Возможно, все эти оценки, даже лишь негативные, и справедливы, если учитывать конкретные исторические ситуации, в которых оказывался Александр, конкретные решения, которые он принимал. И, конечно, логически, наверное, безупречны пассажи профессора Сикорского, который основывался, как и историки, на формировании личности Александра в условиях царскосельско-гатчинского противостояния.

Но, сколько бы эпитетов мы ни подбирали, стремясь дать всеобъемлющую характеристику крупного исторического деятеля, они никогда не дадут нам исчерпывающей картины до тех пор, пока мы не ответим на основной вопрос: какие государственные цели преследовал Александр в те или иные периоды своей жизни, в какой среде эти цели он пытался осуществить и какие средства в соответствии с этими целями и этой средой он использовал? Лишь в этом случае всё эти характеристики типа «хитрый», «скрытный», «двуличный» или, напротив «обаятельный», «добрый», «смиренный» и прочие приобретают реальный смысл и могут быть адекватны ситуации, в которой находился Александр.

Для пояснения этой мысли можно привести несколько примеров.

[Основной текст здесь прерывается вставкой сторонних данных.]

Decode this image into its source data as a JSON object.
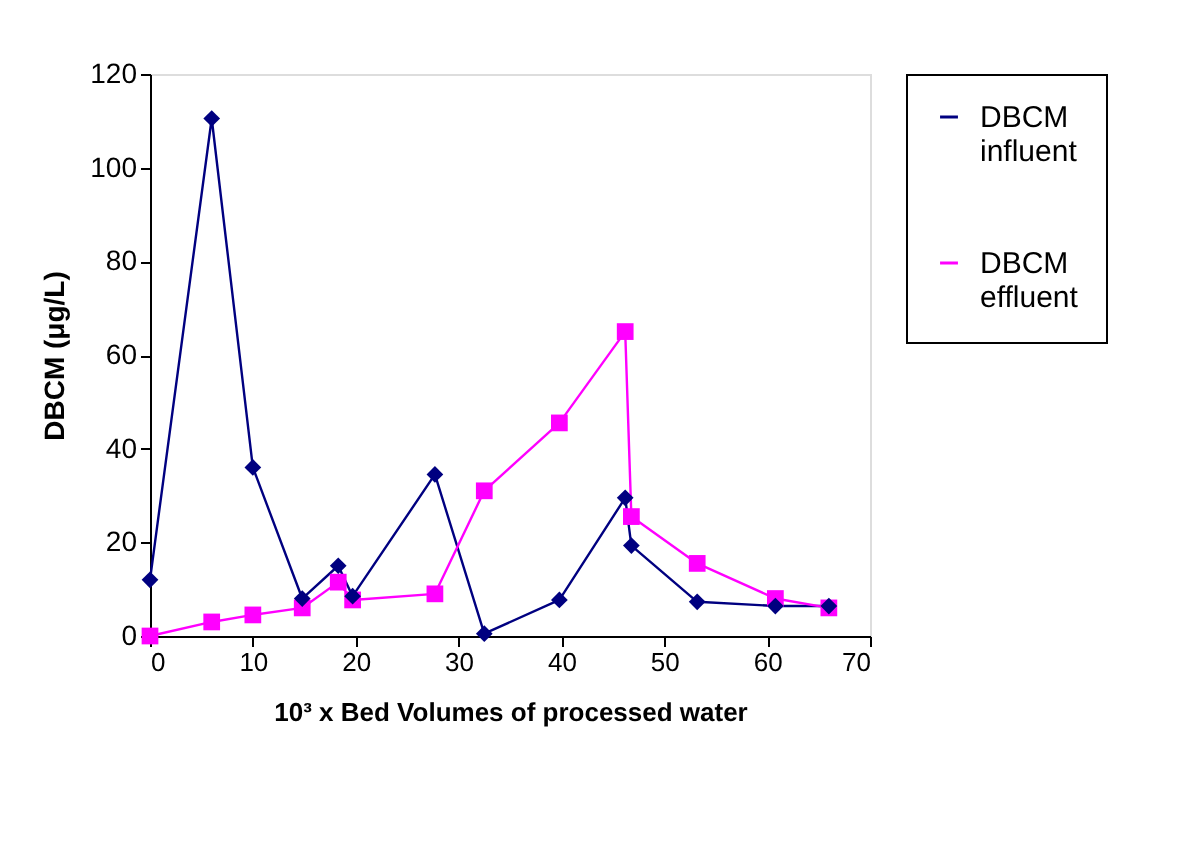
{
  "chart_data": {
    "type": "line",
    "xlabel": "10³ x Bed Volumes of processed water",
    "ylabel": "DBCM (μg/L)",
    "xlim": [
      0,
      70
    ],
    "xticks": [
      0,
      10,
      20,
      30,
      40,
      50,
      60,
      70
    ],
    "ylim": [
      0,
      120
    ],
    "yticks": [
      0,
      20,
      40,
      60,
      80,
      100,
      120
    ],
    "grid": false,
    "legend": "right",
    "line_style": "solid",
    "series": [
      {
        "name": "DBCM influent",
        "color": "#000080",
        "marker": "diamond",
        "x": [
          0,
          6,
          10,
          14.8,
          18.3,
          19.7,
          27.7,
          32.5,
          39.8,
          46.2,
          46.8,
          53.2,
          60.8,
          66
        ],
        "values": [
          12,
          110.5,
          36,
          8,
          15,
          8.5,
          34.5,
          0.5,
          7.7,
          29.5,
          19.3,
          7.3,
          6.4,
          6.4
        ]
      },
      {
        "name": "DBCM effluent",
        "color": "#ff00ff",
        "marker": "square",
        "x": [
          0,
          6,
          10,
          14.8,
          18.3,
          19.7,
          27.7,
          32.5,
          39.8,
          46.2,
          46.8,
          53.2,
          60.8,
          66
        ],
        "values": [
          0,
          3,
          4.5,
          6,
          11.5,
          7.7,
          9,
          31,
          45.5,
          65,
          25.5,
          15.5,
          8,
          6
        ]
      }
    ]
  }
}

Мы уже отмечали, что в пору своей юности, развиваясь, с одной стороны, вполне естественно на основе гуманизма, уважения человеческого достоинства, добропорядочности, благородства, приобщения к природе, с другой стороны, Александр в реальной жизни сталкивался совсем с иными явлениями. Для того, чтобы выразить себя, «облегчить душу», как писал Чарторыйский, он вынужден был тщательно скрывать свои мысли и чувства, таиться, притворяться. Известно его признание о том времени: «Меня обвиняют в недоверчивости, но известно, что с того времени, когда я начал мыслить, я видел вокруг себя только несчастье, и все, что я предпринял, обернулось против меня несчастьем». Итак, недоверчивость, скрытность в такой ситуации – хорошее это качество или плохое, как оно характеризует человека – позитивно или негативно? А возьмем характеристики, данные ему Наполеоном или Лагербильке. Для государственного деятеля, каким здесь выступает Александр, подобные язвительные оценки – это, на наш взгляд, несомненный комплимент. Что было бы, если бы Александр был искренним с Наполеоном или с тем же шведским посланником, если бы не притворялся и не хитрил?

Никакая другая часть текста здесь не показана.